1 Welcome to the American Revolution.
Buckle your seatbelts!

2 Let’s Review! The First Continental Congress was formed to figure out how to deal with the Intolerable Acts! They decided two things: Ban all trade with Britain Each colony would train a militia! At this point, the colonists were not ready for independence - they just wanted to protect colonial rights!!

3 Patriots vs. Loyalists Patriot Loyalist
A Colonist who sides with the rebels! Loyalist A Colonist who sides with the British!

4 The Midnight Ride Sam Adams (Patriot and cousin of John Adams) had many spies to watch over British activities. There were also Loyalist spies watching the American colonists!! The British learned that the Americans were storing weapons and ammunition in Lexington!

5 The Midnight Ride “One if by land;
two if by sea!” It was the responsibility of Paul Revere and William Dawes, two Patriots, to warn the Americans in Lexington if the British came.

6 The Next Day… April 19, 1775: 700 British troops reached Lexington and found 70 militiamen waiting for them! Nobody knows who fired the first shot but a shot was fired and started the Battle of Lexington and Concord!

7 The Battle of Lexington and Concord
By the time the British arrived in Concord, 4,000 militiamen had turned up to fight them! The Americans kicked butt and sent the British crying back to Boston! Battle of Lexington and Concord: FIRST battle of the American Revolution!

8 Battle of Lexington and Concord
The British are coming!! Many colonists still hoped for a peaceful solution.

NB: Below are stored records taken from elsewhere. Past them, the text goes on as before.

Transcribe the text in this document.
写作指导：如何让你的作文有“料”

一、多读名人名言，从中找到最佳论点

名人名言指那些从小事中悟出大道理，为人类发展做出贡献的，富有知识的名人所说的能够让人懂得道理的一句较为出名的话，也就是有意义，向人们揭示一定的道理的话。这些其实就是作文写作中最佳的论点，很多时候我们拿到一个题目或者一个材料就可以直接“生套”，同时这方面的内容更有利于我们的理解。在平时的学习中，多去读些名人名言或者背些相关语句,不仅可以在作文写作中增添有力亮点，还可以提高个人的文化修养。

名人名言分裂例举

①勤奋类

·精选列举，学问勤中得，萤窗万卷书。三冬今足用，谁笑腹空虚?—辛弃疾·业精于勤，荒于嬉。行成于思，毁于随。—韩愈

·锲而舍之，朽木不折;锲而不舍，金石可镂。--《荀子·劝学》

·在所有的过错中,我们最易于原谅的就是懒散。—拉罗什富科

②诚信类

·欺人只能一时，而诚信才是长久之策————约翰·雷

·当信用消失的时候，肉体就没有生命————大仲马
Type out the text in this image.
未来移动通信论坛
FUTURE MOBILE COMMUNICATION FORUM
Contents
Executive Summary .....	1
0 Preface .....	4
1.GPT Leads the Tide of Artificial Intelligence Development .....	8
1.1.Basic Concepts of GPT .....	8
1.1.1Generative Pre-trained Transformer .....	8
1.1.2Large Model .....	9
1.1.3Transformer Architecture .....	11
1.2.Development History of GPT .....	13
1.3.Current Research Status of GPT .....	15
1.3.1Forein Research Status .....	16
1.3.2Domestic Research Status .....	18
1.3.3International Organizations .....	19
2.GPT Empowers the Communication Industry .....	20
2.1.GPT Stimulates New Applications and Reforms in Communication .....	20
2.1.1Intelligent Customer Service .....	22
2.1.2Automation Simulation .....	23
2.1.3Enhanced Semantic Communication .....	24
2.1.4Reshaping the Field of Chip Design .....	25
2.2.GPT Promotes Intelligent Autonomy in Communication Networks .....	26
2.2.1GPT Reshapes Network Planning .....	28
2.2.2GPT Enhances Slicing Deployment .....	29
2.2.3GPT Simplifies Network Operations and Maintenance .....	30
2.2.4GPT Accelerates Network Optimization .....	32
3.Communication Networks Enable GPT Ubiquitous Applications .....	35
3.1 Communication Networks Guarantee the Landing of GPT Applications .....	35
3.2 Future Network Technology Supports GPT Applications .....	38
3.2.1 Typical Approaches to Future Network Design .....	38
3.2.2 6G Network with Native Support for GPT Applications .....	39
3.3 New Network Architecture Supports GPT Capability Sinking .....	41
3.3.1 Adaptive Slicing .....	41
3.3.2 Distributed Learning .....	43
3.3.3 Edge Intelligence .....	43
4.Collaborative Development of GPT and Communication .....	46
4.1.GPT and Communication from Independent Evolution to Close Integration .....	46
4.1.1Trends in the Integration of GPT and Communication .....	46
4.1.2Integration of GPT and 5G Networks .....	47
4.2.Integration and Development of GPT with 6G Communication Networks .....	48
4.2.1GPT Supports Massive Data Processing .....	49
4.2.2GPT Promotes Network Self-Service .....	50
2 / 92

However, rebels outside Boston were ready to duke it out!

9 Last Efforts for Peace Peace, Please!!
1775: Second Continental Congress met in Philly – Most delegates did not want to break with Britain! They voted to try and patch things up with Georgie – The result was the Olive Branch Petition. Peace, Please!!

10 The Olive Branch Petition
In the Olive Branch Petition, they declared their loyalty to the King and asked him to repeal the Intolerable Acts. The Second Continental Congress also set up a Continental Army and Washington was voted as the commander! PS – King Georgie was pretty mad about the Petition!!

11 Strengths and Weaknesses
The colonists had few cannons, little gunpowder and no navy! BUT… They were fighting to defend their homes! They also owned rifles and had excellent aim. Plus, they had Georgie Washington!

12 Strengths and Weaknesses
Britain had very experienced troops and an extremely powerful navy. BUT… Their armies were 3,000 miles from home! News and supplies took a mega long time to get back and forth!

13 The Battle of Bunker Hill
June 1775: Colonel William Prescott marched his men to a Bunker Hill. However, when he got there, he saw that, if they moved to the nearby Breed’s Hill, they would have a better position. So, off they went!

14 The Battle of Bunker Hill
The colonists had an extremely small amount of gun powder. Prescott told them, “Don’t shoot until you see the whites of their eyes!”

15 Shoot! Shoot! Shoot!

16 The Battle of Bunker Hill
The colonists really gave the British a run for their money! The British retreated twice because of such intense firefight!! BUT… The third time they charged up the hill, the colonists had run out of gunpowder and the British were able to overtake both Bunker and Breed’s Hill.

17 The Battle of Bunker Hill
While the British were victorious, 1,000 redcoats were killed and only 400 colonists. The Battle of Bunker Hill was the first major battle of the Revolution. It proved that the Americans could fight bravely!

18 Common Sense 1776: Common Sense by Thomas Paine hit the streets!
In the pamphlet, he showed the colonists how they had nothing to gain from staying under British rule. He also attacked the idea of having Kings and Queens as rulers! 50,000 copies were printed and sold and Common Sense changed the ideas of many a colonist.

19 Common Sense “It is foolish to be always running three or four thousand miles with a tale or petition, waiting four or five months for an answer, which when obtained requires five or six more to explain it in.”